The past few years yield a wealth of knowledge regarding the complex regulatory mechanisms governing BAT development and function. Based on the current progress and our recent studies, future investigation of how the clock circuit functions to confer a timing cue to modulate BAT function, and how these actions may feed into thermoregulatory control and energy balance are intriguing new avenues to pursue. One important aspect is to identify upstream signals responsible for transmitting temperature, particularly cold cues, to the molecular clock in BAT. Cold-induced sympathetic activation is transmitted in brown adipocytes through the PKA-cAMP-CREB pathway. It is thus conceivable that the adrenergic-cAMP cascade may feed into the clock network to facilitate a temporally coordinated thermogenic response. Characterization of the precise nature of upstream activation pathways of BAT clock may yield novel targets for future therapeutic interventions.

Another area of great interest is to further dissect the molecular links that are responsible for the well-recognized association between circadian disruption and development of obesity.
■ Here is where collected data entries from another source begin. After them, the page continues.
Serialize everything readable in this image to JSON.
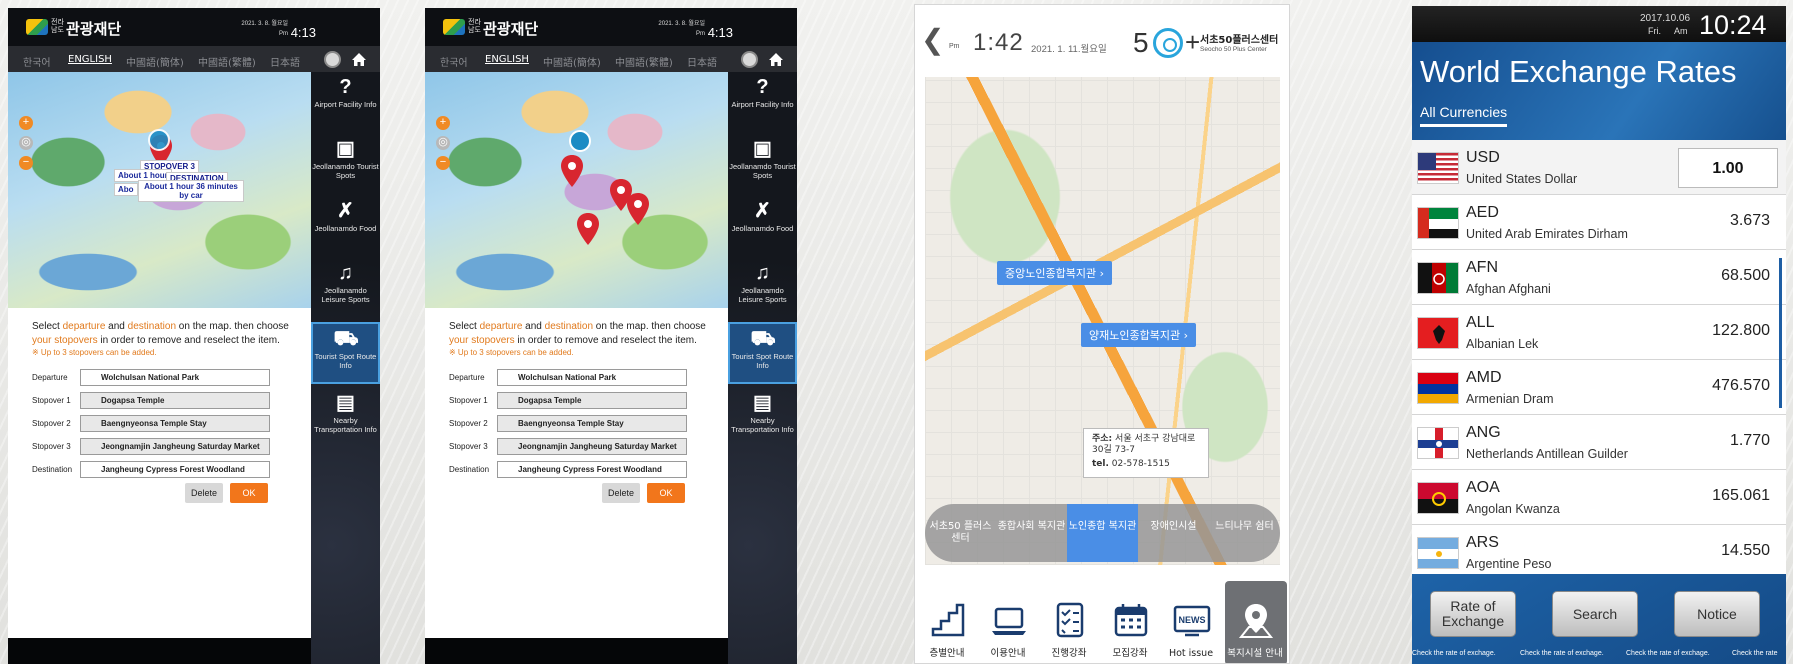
{
  "kiosk": {
    "logo_small": "전라남도",
    "logo_text": "관광재단",
    "date": "2021. 3. 8. 월요일",
    "ampm": "Pm",
    "time": "4:13",
    "languages": [
      "한국어",
      "ENGLISH",
      "中國語(簡体)",
      "中國語(繁體)",
      "日本語"
    ],
    "active_language": "ENGLISH",
    "sidebar": [
      {
        "label": "Airport Facility Info",
        "icon": "question-icon",
        "glyph": "?"
      },
      {
        "label": "Jeollanamdo Tourist Spots",
        "icon": "bag-icon",
        "glyph": "▣"
      },
      {
        "label": "Jeollanamdo Food",
        "icon": "fork-knife-icon",
        "glyph": "🍴"
      },
      {
        "label": "Jeollanamdo Leisure Sports",
        "icon": "music-note-icon",
        "glyph": "♫"
      },
      {
        "label": "Tourist Spot Route Info",
        "icon": "car-icon",
        "glyph": "🚗"
      },
      {
        "label": "Nearby Transportation Info",
        "icon": "bus-icon",
        "glyph": "🚌"
      }
    ],
    "instruction": {
      "p1": "Select ",
      "departure": "departure",
      "p2": " and ",
      "destination": "destination",
      "p3": " on the map. then choose ",
      "stopovers": "your stopovers",
      "p4": " in order to remove and reselect the item.",
      "note": "※ Up to 3 stopovers can be added."
    },
    "form": [
      {
        "label": "Departure",
        "value": "Wolchulsan National Park"
      },
      {
        "label": "Stopover 1",
        "value": "Dogapsa Temple"
      },
      {
        "label": "Stopover 2",
        "value": "Baengnyeonsa Temple Stay"
      },
      {
        "label": "Stopover 3",
        "value": "Jeongnamjin Jangheung Saturday Market"
      },
      {
        "label": "Destination",
        "value": "Jangheung Cypress Forest Woodland"
      }
    ],
    "delete_label": "Delete",
    "ok_label": "OK",
    "map_tooltips": {
      "t1": "STOPOVER 3",
      "t2": "About 1 hour",
      "t3": "DESTINATION",
      "t4": "About 1 hour 36 minutes by car",
      "t5": "Abo"
    }
  },
  "seocho": {
    "ampm": "Pm",
    "time": "1:42",
    "date": "2021. 1. 11.월요일",
    "brand_num": "5",
    "brand_plus": "+",
    "brand_ko": "서초50플러스센터",
    "brand_en": "Seocho 50 Plus Center",
    "callout1": "중앙노인종합복지관 ›",
    "callout2": "양재노인종합복지관 ›",
    "address_label": "주소:",
    "address": "서울 서초구 강남대로30길 73-7",
    "tel_label": "tel.",
    "tel": "02-578-1515",
    "tabs": [
      "서초50 플러스센터",
      "종합사회 복지관",
      "노인종합 복지관",
      "장애인시설",
      "느티나무 쉼터"
    ],
    "active_tab": 2,
    "dock": [
      {
        "label": "층별안내",
        "icon": "stairs-icon"
      },
      {
        "label": "이용안내",
        "icon": "laptop-icon"
      },
      {
        "label": "진행강좌",
        "icon": "checklist-icon"
      },
      {
        "label": "모집강좌",
        "icon": "calendar-icon"
      },
      {
        "label": "Hot issue",
        "icon": "news-icon",
        "badge": "NEWS"
      },
      {
        "label": "복지시설 안내",
        "icon": "location-pin-icon"
      }
    ]
  },
  "exchange": {
    "status_date": "2017.10.06",
    "status_day": "Fri.",
    "status_ampm": "Am",
    "status_time": "10:24",
    "title": "World Exchange Rates",
    "subtab": "All Currencies",
    "rows": [
      {
        "code": "USD",
        "name": "United States Dollar",
        "rate": "1.00",
        "flag": "flag-usd-icon"
      },
      {
        "code": "AED",
        "name": "United Arab Emirates Dirham",
        "rate": "3.673",
        "flag": "flag-aed-icon"
      },
      {
        "code": "AFN",
        "name": "Afghan Afghani",
        "rate": "68.500",
        "flag": "flag-afn-icon"
      },
      {
        "code": "ALL",
        "name": "Albanian Lek",
        "rate": "122.800",
        "flag": "flag-all-icon"
      },
      {
        "code": "AMD",
        "name": "Armenian Dram",
        "rate": "476.570",
        "flag": "flag-amd-icon"
      },
      {
        "code": "ANG",
        "name": "Netherlands Antillean Guilder",
        "rate": "1.770",
        "flag": "flag-ang-icon"
      },
      {
        "code": "AOA",
        "name": "Angolan Kwanza",
        "rate": "165.061",
        "flag": "flag-aoa-icon"
      },
      {
        "code": "ARS",
        "name": "Argentine Peso",
        "rate": "14.550",
        "flag": "flag-ars-icon"
      }
    ],
    "buttons": [
      {
        "label1": "Rate of",
        "label2": "Exchange",
        "caption": "Check the rate of exchage."
      },
      {
        "label1": "Search",
        "label2": "",
        "caption": "Check the rate of exchage."
      },
      {
        "label1": "Notice",
        "label2": "",
        "caption": "Check the rate of exchage."
      }
    ],
    "extra_caption": "Check the rate"
  }
}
Based on insights gleaned from recent studies, dysfunctions in circadianly-controlled brown fat activity may contribute to this phenomenon, and thus, the clock mechanism in BAT may be pharmacologically targeted to counteract obesity. Based on its “druggable” nature, Rev-erbα represents an entry point of the clock circuit for therapeutic interventions, although additional factors may also prove to be amenable to small-molecule regulations. Given the demonstrated strong anti-obesity efficacies of Rev-erbα agonists, therapeutic targeting of clock regulators has enormous potentials for the prevention or treatment of metabolic diseases.